Time-frequency tradeoff (Heisenberg uncertainty): Cannot have arbitrarily precise time AND frequency resolution simultaneously. Δt × Δf ≥ 1/(4π).

Zero-Padding

Append zeros to the signal before DFT. Does NOT increase frequency resolution (no new information), but increases the number of frequency bins → smoother spectral display (interpolation in frequency).

Useful for: Visualizing spectral peaks more clearly.
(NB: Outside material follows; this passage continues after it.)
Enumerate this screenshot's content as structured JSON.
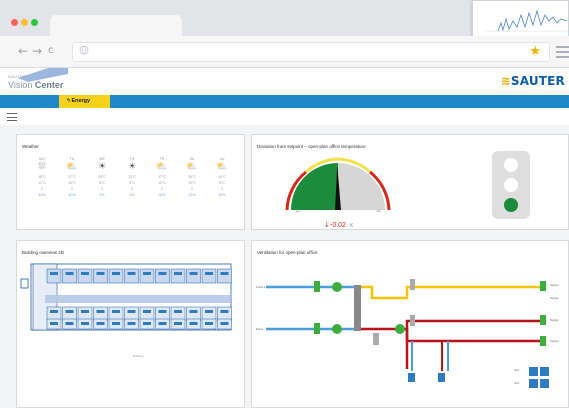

Matching DFT size to power of 2.

Applications in CS

  • Audio processing: Spectrum analysis, pitch detection, equalization, noise reduction, codec design (MP3 uses MDCT, a variant of DFT).
  • Image processing: 2D FFT for frequency-domain filtering, JPEG compression (uses DCT, related to DFT).
  • Telecommunications: OFDM modulation (Wi-Fi, LTE) — each subcarrier is a frequency bin of the IFFT.
  • Scientific computing: Spectral methods for PDEs. Polynomial multiplication via FFT.
  • Machine learning: Spectrograms and MFCCs as audio features for speech recognition and music analysis.